A violation is a crime that carries a penalty of $500 or below, while a misdemeanor charge can possess penalties up to $1,000.00 or one year in jail. A person’s driving privileges may be suspended for six months if they receive three speeding tickets within 12 months.

The penalties for different crimes in municipal courthouses vary depending on the severity of an offenses. For example, if you are caught with marijuana without having a license for it then you could be fined up to $2,000 or spend up to six months in jail.

Great Falls Municipal Court Records

Municipal Court records from a municipal government may be difficult to find because they are not always stored in one place or system. The records that a person might need to depend on the type of matter they have before the court, what stage it is at in the process, and what type of information is needed by law to be present.

Questions ABOUT the Great Falls Municipal Court

What is municipal court in Great Falls, South Carolina?

In South Carolina, the municipal court is a lower court with civil and criminal matters within a city or municipality. Municipal courts thus have a small location and have limited authority as well, dealing only with petty offenses and misdemeanor crimes.

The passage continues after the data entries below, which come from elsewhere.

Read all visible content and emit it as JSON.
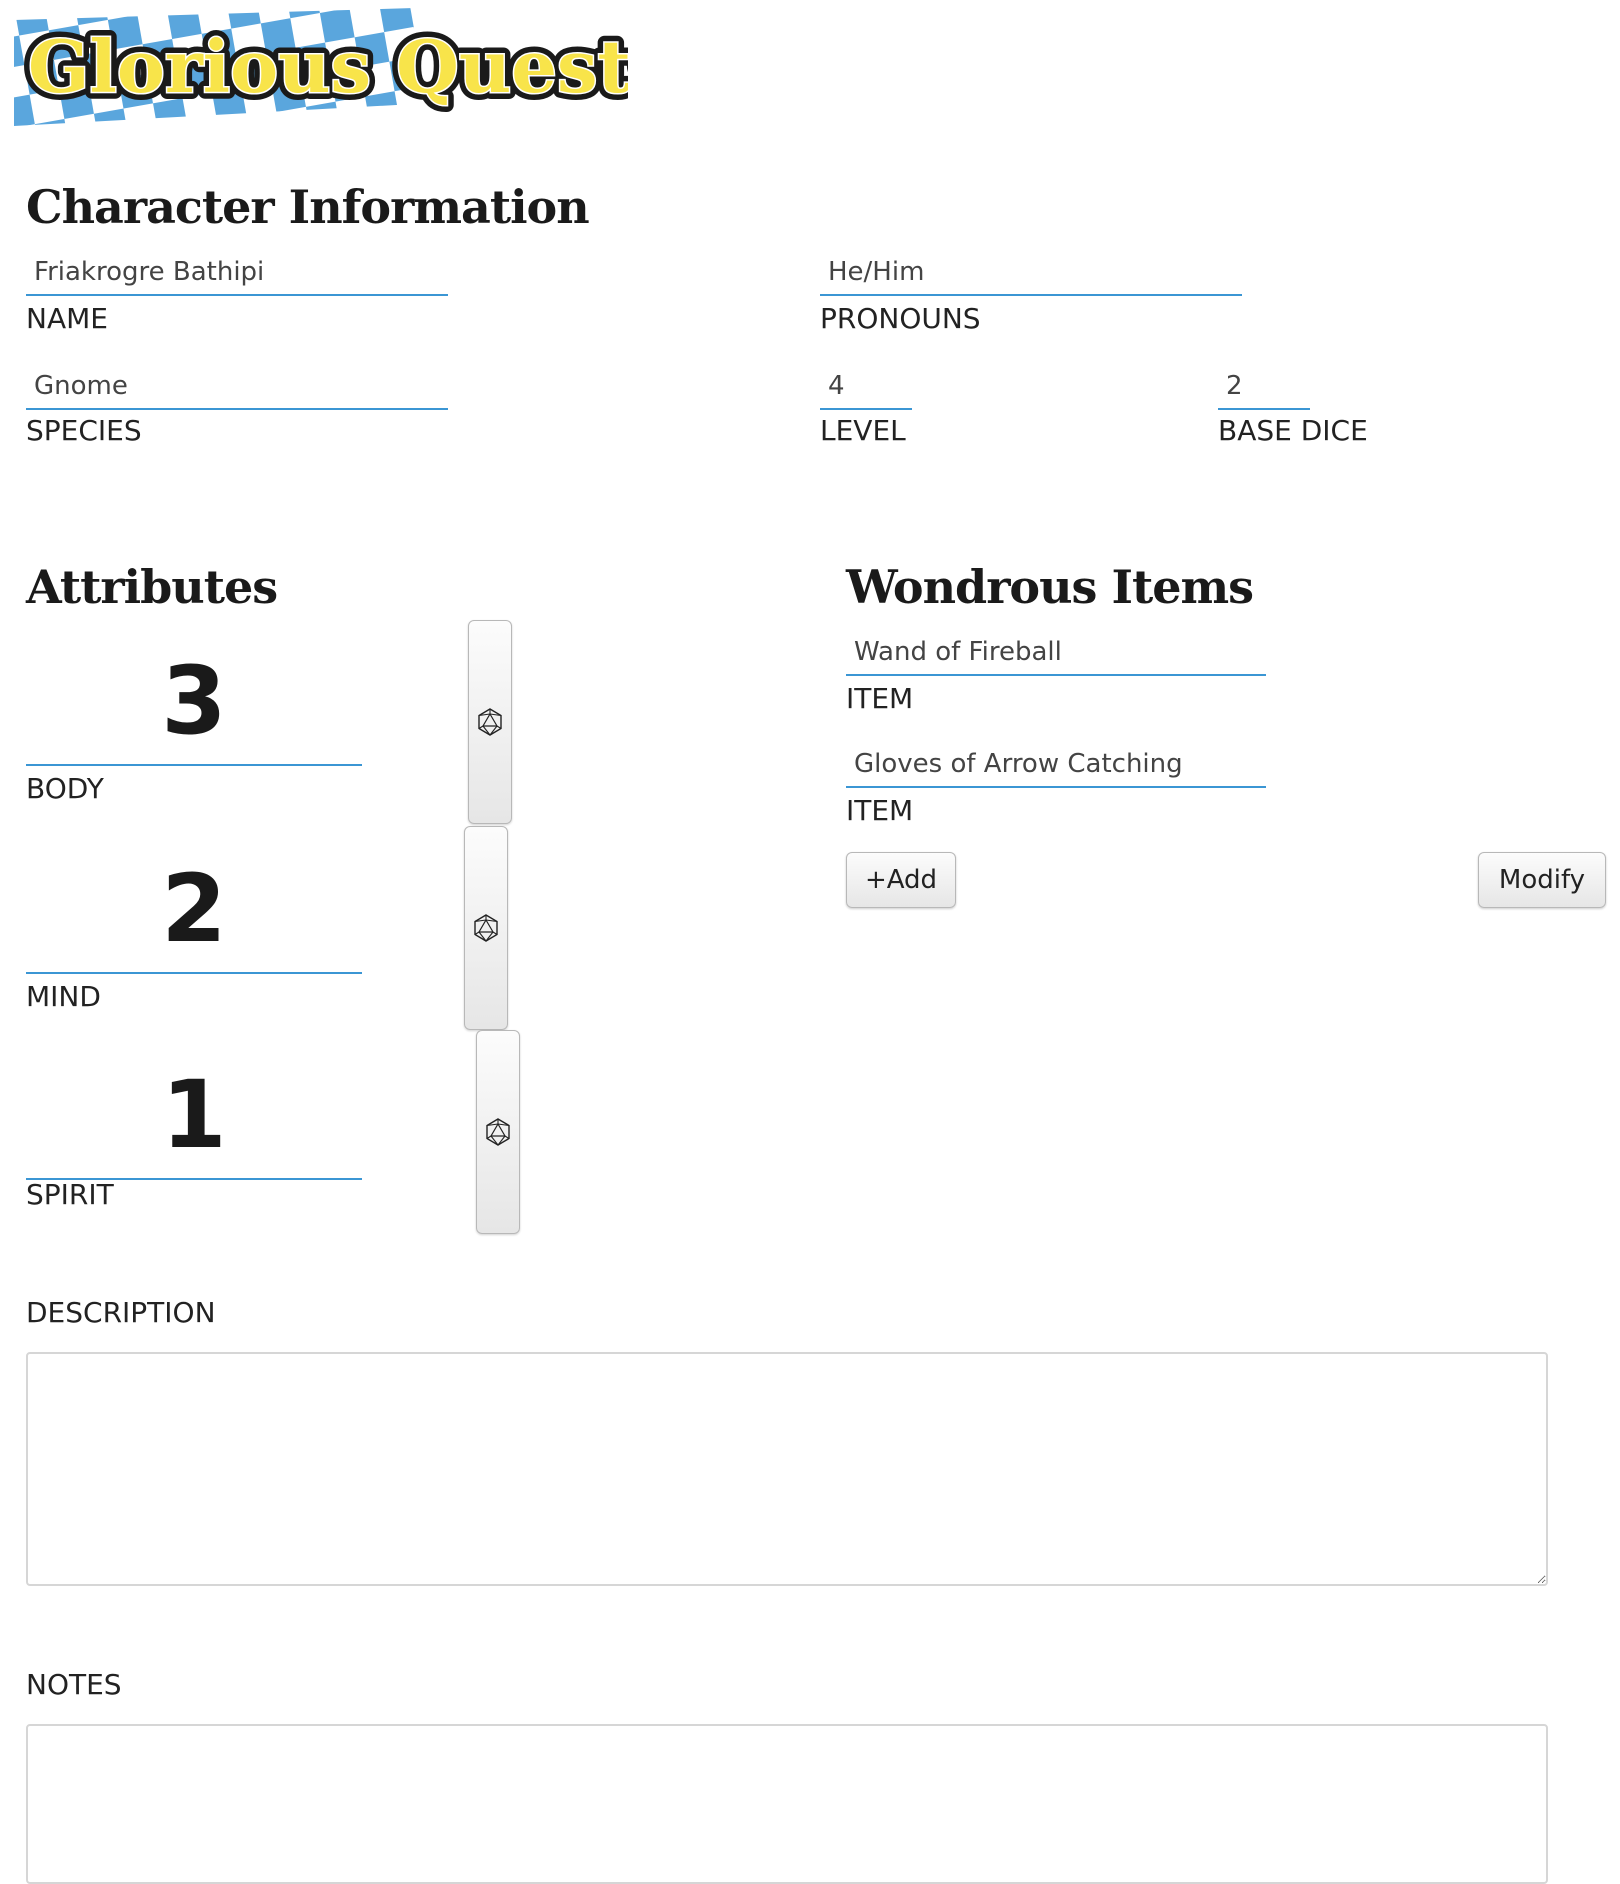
{
  "app": {
    "logo_text": "Glorious Quests"
  },
  "character_info": {
    "heading": "Character Information",
    "name": {
      "value": "Friakrogre Bathipi",
      "label": "NAME"
    },
    "pronouns": {
      "value": "He/Him",
      "label": "PRONOUNS"
    },
    "species": {
      "value": "Gnome",
      "label": "SPECIES"
    },
    "level": {
      "value": "4",
      "label": "LEVEL"
    },
    "base_dice": {
      "value": "2",
      "label": "BASE DICE"
    }
  },
  "attributes": {
    "heading": "Attributes",
    "items": [
      {
        "value": "3",
        "label": "BODY",
        "icon": "d20-icon"
      },
      {
        "value": "2",
        "label": "MIND",
        "icon": "d20-icon"
      },
      {
        "value": "1",
        "label": "SPIRIT",
        "icon": "d20-icon"
      }
    ]
  },
  "wondrous_items": {
    "heading": "Wondrous Items",
    "items": [
      {
        "value": "Wand of Fireball",
        "label": "ITEM"
      },
      {
        "value": "Gloves of Arrow Catching",
        "label": "ITEM"
      }
    ],
    "add_label": "+Add",
    "modify_label": "Modify"
  },
  "description": {
    "label": "DESCRIPTION",
    "value": ""
  },
  "notes": {
    "label": "NOTES",
    "value": ""
  },
  "colors": {
    "accent": "#3b96d4",
    "logo_fill": "#f8e44a",
    "logo_checker": "#5aa6dd"
  }
}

What does the municipal court handle in Great Falls, South Carolina?

Depending on the scope of the municipality, a municipal court can handle a civil division (cases with less than  $15,000 at issue), a traffic/criminal division, or a housing and environmental division. More serious cases/crimes are deal with by higher authorities.

How many judges does the Great Falls Municipal Court have?

The number of judges depends on the municipality’s population.

How are cases heard in municipal courts in South Carolina?

A municipal courthouse judge may be either elected or appointed to serve for a set term of years or until they retire. Judges are sometimes chosen by the people with each precinct’s results judged according to population. Municipal magistrates are often not attorneys but have some legal training and must finish several hours of continuing material every period to maintain their credentials.